NetBSD-Bugs archive

[Date Prev][Date Next][Thread Prev][Thread Next][Date Index][Thread Index][Old Index]

bin/56464: sh(1) reads ./.profile rather than ~/.profile

>Number:         56464
>Category:       bin
>Synopsis:       sh(1) reads ./.profile rather than ~/.profile
>Confidential:   no
>Severity:       non-critical
>Priority:       low
>Responsible:    bin-bug-people
>State:          open
>Class:          sw-bug
>Submitter-Id:   net
>Arrival-Date:   Mon Oct 25 05:00:00 +0000 2021
>Originator:     elo
>Release:        NetBSD 9.0_RC1
System: NetBSD marmite.localnet 9.0_RC1 NetBSD 9.0_RC1 (BLUEBELL) #0: Tue Dec 24 17:18:23 GMT 2019  elo@marmite.localnet:/usr/obj/sys/arch/amd64/compile/BLUEBELL amd64
Architecture: x86_64
Machine: amd64
	The sh(1) man page states that a login shell reads commands from
	the files /etc/profile and ~/.profile. In reality, sh looks for
	.profile in the current working directory, and not in the user's
	home directory. Commands like login(1) and sudo(8) typically set
	the cwd to the user's $HOME, removing the distinction in common
	use, but '~' and '.' may not coincide for shells started by other
	means, e.g., via su(1) with the '-d' option.

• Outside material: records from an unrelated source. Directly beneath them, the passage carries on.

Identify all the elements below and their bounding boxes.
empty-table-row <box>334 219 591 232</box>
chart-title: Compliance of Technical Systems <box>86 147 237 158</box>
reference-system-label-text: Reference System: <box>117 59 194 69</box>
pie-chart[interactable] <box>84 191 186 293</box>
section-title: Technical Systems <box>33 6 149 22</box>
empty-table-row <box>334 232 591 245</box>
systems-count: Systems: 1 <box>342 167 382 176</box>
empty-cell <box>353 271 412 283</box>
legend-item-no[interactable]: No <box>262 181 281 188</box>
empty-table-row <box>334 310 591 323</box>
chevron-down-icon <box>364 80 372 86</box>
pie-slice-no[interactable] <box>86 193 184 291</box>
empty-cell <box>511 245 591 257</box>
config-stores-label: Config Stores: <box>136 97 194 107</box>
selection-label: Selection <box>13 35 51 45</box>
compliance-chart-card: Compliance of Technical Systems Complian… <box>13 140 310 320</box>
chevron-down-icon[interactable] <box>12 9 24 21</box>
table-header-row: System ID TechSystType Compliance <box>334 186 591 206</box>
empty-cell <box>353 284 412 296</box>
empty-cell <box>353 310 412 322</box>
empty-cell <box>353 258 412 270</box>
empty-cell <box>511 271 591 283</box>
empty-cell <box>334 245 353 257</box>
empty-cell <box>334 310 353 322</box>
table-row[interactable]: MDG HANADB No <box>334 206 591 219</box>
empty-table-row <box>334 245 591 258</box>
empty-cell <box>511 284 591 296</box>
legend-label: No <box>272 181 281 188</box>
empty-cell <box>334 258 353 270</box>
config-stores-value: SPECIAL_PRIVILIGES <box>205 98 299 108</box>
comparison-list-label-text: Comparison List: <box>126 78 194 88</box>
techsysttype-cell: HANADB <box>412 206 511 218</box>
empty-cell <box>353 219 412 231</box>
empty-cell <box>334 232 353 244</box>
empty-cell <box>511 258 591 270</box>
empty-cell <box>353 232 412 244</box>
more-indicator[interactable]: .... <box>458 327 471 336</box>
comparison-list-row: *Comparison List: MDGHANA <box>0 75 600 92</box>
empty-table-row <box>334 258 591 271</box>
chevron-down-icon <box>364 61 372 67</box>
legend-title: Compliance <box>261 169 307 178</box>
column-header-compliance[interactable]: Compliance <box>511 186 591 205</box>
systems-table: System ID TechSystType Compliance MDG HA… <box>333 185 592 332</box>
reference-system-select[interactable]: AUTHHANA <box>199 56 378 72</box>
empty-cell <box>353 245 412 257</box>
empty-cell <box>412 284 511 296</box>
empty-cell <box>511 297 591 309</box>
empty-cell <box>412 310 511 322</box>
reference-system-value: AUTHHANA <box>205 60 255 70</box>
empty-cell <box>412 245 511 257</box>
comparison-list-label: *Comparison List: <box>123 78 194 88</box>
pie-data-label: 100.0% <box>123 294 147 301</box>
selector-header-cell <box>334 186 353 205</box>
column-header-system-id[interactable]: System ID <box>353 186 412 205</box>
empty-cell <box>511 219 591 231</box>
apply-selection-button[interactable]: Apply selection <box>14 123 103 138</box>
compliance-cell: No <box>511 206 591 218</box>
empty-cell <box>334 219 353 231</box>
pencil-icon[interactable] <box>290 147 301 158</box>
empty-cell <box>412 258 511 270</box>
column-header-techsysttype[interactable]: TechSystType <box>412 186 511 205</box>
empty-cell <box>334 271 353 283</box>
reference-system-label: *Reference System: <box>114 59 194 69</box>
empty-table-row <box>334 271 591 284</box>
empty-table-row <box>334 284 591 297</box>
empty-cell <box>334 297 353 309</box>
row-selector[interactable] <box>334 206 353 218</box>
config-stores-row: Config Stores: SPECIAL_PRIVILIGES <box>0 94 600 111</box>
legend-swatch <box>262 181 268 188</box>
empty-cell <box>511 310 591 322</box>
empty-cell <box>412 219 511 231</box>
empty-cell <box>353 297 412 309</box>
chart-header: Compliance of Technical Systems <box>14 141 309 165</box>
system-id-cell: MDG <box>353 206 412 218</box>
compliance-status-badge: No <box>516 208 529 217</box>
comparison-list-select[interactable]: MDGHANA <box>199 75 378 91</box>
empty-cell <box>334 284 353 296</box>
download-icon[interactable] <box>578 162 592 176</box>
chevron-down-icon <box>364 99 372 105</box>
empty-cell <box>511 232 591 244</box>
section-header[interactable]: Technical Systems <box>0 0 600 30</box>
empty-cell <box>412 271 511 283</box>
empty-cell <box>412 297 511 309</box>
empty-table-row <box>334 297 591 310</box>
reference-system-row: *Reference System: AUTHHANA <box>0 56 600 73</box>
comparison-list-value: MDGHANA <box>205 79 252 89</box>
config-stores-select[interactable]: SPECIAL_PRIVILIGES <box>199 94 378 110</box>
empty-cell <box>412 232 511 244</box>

	Revision 1.212 of the sh man page added a qualifying clause (not
	mentioned in the log message for that commit) to say that .profile
	is looked for specifically in the user's home directory (not in
	the cwd, as was before implicit), but the code was never changed
	to implement that behaviour. Every Bourne-like shell I've checked
	(including dash, another Almquist descendant) looks for .profile
	in the home directory of the user.
	$ cd /tmp
	$ echo 'echo user:$USER home:$HOME cwd:$PWD' > .profile
	$ su -d <user>

	The choice of <user> is immaterial (save for the obviously
	necessary condition that <user>'s login shell must be /bin/sh).
	Reconcile the sh code and the sh man page, either by removing the
	misleading text added in revision 1.212 of the man page, or by
	amending the code so that the shell really does look for .profile
	in the user's home directory (or in '/', if $HOME is not set).